Même si l’accusé, arrêté en 2021 en France, s’en est défendu, sa responsabilité a été établie dans les viols, tortures, exécutions sommaires, rackets et autres exactions commises lors de l’opération militaire « Effacer le tableau », menée sur la période indiquée par ses hommes. La Cour d’assises de Paris a estimé que Lumbala du haut de son autorité n’avait rien fait pour faire cesser les atrocités.

Pire, il aurait directement participé à l’opération en finançant l’armement et le ravitaillement basique des troupes. Contrairement à d’autres rebelles comme Thomas Lubanga, Germain Katanga et Bosco Ntaganda, jugés et condamnés pour des crimes contre l’humanité dans l’Est de la RDC par la Cour pénale internationale (CPI), le dossier de Lumbala a été instruit par le Parquet national antiterroriste (Pnat) de Paris, compétent pour ces faits. L’accusé a d’ailleurs contesté l’habileté de cette juridiction à connaitre de son dossier, refusant d’assister à son procès et préférant plutôt se présenter le jour du verdict.

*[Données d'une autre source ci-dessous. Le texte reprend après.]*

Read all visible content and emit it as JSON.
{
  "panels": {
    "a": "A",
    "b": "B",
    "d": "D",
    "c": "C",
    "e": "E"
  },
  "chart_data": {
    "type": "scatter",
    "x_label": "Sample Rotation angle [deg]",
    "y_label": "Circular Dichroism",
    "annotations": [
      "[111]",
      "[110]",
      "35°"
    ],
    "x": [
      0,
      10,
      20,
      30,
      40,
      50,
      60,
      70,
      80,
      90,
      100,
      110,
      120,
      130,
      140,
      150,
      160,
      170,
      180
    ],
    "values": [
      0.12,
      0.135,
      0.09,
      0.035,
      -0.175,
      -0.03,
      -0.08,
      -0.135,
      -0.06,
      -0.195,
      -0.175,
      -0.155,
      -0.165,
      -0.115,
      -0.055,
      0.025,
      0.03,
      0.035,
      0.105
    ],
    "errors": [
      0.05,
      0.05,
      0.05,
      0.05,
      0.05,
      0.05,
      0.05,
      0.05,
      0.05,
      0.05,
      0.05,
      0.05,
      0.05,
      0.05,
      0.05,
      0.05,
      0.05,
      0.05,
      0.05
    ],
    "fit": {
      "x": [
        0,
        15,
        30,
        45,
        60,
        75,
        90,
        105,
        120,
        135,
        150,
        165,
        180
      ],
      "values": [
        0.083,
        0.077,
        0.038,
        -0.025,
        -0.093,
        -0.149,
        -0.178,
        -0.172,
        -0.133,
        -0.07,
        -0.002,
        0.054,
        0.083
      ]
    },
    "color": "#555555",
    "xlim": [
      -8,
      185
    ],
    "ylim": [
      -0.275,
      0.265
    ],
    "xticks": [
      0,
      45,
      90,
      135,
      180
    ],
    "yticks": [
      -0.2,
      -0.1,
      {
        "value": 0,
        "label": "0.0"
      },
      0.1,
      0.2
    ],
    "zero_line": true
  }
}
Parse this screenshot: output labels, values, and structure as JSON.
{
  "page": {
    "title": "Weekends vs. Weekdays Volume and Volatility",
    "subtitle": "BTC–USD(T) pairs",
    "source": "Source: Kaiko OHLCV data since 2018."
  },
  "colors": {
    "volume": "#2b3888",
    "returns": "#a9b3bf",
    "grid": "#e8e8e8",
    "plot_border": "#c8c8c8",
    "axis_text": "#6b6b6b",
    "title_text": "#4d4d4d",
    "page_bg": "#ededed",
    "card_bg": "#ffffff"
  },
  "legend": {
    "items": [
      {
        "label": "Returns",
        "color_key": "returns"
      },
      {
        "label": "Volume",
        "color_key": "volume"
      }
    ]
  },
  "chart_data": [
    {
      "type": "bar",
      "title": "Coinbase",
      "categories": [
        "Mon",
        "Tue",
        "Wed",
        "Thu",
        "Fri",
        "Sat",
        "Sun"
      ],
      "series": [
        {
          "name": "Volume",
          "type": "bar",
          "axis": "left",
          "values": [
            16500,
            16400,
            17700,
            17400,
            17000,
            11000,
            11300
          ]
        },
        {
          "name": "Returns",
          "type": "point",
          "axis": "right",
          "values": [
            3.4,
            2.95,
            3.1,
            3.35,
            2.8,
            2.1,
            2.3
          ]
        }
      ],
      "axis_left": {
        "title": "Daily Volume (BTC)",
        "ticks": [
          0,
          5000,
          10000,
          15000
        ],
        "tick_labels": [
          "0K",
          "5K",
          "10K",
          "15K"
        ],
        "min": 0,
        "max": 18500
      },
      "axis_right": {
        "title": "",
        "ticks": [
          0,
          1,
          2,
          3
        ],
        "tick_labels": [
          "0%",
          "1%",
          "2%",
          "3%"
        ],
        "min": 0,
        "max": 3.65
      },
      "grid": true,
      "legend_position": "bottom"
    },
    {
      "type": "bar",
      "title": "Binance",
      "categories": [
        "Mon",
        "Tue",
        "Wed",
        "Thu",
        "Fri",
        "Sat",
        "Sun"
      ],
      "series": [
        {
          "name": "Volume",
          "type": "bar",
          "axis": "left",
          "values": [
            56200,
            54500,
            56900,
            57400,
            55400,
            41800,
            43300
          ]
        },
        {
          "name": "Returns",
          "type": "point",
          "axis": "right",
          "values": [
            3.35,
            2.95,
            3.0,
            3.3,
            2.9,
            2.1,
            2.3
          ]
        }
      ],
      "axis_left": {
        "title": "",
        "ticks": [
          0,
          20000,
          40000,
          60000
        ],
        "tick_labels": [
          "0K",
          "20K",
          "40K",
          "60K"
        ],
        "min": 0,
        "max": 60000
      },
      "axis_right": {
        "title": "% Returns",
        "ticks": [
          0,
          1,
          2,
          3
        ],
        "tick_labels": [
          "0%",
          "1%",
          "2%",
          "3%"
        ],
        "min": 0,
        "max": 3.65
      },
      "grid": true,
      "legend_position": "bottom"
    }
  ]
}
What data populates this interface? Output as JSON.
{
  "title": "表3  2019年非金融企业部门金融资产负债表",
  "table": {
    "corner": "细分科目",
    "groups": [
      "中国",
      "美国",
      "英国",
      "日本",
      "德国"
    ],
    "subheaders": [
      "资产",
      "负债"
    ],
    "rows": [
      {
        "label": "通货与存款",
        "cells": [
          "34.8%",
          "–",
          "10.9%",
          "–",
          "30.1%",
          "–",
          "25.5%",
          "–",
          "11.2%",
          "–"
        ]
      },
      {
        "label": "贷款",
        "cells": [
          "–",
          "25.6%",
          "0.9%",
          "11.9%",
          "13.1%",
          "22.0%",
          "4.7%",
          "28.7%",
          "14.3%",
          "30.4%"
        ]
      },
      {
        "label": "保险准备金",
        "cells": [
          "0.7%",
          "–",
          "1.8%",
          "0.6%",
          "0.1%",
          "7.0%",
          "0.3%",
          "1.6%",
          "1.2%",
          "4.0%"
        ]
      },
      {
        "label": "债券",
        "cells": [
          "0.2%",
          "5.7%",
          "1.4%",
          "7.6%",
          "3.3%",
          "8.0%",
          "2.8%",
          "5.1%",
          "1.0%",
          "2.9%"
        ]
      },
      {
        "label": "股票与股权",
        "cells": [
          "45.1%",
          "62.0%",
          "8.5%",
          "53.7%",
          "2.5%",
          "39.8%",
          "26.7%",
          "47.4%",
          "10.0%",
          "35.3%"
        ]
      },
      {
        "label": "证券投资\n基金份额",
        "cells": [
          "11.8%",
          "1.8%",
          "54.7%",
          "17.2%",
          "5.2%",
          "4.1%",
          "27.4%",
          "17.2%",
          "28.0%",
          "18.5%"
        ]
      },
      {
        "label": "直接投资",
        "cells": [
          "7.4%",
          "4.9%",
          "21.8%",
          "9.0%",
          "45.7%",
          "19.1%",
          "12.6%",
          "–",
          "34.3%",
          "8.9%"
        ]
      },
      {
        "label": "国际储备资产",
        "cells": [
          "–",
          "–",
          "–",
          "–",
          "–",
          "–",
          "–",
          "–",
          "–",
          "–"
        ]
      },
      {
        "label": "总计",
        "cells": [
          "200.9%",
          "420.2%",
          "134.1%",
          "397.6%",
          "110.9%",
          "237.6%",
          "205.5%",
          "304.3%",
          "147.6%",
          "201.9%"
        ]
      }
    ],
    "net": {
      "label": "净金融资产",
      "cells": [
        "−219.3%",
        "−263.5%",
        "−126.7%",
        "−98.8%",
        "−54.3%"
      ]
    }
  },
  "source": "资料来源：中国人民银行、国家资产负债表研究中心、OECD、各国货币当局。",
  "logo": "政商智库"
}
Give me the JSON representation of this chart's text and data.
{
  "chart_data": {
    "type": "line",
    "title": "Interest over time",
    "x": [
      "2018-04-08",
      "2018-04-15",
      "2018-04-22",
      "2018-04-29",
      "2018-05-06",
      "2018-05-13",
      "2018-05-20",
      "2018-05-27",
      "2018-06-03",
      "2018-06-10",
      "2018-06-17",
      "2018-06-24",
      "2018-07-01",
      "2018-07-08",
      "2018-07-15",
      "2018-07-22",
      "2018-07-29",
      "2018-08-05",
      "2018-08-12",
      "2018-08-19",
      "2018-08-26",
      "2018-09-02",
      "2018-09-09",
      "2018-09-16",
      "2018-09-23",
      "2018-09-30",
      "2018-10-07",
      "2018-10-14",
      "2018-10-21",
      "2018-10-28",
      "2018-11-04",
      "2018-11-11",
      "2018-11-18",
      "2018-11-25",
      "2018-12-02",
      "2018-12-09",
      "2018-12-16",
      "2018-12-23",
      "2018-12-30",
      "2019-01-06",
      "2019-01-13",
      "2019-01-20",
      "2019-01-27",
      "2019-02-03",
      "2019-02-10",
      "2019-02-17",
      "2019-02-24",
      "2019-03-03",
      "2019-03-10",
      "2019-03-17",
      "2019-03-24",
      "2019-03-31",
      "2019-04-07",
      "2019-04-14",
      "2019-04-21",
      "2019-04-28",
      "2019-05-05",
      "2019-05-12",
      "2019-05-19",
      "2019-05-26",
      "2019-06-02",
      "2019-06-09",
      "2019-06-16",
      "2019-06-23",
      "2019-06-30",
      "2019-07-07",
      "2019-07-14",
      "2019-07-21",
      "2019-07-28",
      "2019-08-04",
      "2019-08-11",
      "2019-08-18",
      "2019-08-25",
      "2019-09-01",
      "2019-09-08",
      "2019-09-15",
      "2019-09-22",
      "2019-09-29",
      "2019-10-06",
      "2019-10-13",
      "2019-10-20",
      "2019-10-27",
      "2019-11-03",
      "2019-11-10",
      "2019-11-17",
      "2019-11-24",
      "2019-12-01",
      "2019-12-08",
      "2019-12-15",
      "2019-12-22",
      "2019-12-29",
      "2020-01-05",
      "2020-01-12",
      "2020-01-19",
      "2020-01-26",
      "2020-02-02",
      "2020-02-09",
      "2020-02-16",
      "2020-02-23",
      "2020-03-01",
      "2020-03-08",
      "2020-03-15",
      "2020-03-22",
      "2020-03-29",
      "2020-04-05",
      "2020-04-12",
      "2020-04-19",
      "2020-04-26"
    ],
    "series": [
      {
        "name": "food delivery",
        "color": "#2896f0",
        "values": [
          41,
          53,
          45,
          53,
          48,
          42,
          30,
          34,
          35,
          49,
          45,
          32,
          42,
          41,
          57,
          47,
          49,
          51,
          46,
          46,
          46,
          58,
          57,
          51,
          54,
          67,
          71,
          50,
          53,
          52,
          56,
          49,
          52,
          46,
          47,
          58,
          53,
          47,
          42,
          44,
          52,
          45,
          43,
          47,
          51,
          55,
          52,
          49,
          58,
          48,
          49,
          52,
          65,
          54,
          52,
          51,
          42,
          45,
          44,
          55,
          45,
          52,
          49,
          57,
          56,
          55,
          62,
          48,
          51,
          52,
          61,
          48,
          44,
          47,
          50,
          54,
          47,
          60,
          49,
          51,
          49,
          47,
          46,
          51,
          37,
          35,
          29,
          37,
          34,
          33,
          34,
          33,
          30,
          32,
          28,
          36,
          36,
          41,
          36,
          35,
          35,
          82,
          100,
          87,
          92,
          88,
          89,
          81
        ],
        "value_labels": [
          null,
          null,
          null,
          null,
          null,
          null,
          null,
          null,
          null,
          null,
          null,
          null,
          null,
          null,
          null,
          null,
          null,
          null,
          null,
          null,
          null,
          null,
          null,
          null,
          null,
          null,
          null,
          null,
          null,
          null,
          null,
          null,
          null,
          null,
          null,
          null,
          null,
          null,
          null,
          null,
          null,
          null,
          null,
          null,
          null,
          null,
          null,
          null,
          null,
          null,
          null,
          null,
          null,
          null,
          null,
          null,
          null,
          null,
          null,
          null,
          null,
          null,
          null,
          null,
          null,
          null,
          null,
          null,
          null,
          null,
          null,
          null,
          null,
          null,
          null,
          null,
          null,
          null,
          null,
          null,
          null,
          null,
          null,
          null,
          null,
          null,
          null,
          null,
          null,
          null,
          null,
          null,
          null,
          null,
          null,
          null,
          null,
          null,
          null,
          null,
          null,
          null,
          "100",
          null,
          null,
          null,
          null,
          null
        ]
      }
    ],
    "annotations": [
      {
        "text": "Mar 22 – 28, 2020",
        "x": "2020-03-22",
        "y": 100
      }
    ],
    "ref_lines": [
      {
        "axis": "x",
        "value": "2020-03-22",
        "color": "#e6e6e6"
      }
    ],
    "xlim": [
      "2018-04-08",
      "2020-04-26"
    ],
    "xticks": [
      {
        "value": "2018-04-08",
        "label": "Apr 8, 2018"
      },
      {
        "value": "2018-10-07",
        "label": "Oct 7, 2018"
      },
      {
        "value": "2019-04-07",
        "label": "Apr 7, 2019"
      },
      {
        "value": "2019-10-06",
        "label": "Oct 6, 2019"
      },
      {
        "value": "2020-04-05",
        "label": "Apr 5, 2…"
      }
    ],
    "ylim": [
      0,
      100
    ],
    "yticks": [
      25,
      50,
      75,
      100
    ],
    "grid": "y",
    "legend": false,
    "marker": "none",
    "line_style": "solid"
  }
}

Lumbala, qui dispose de 10 jours pour faire appel, devrait donc utiliser cette possibilité, vu son opposition au jugement, quitte à ne pas trouver un écho favorable. Même en cas de procès en appel, il sera difficile à Lumbala de se tirer d’affaire, vu la gravité des faits à lui reprochés et documentés grâce à des témoignages, des rapports d’ONG et des documents de la CPI. La condamnation de cet ancien chef de guerre, tout comme d’autres, sonne comme un avertissement pour les leaders des groupes armés, qui sèment encore horreur et désolation dans l’Est de la RDC, avec en tête le Mouvement M23. Tôt ou tard, les responsables de ces actes seront appelés à rendre des comptes à l’histoire, par rapport aux atrocités commises.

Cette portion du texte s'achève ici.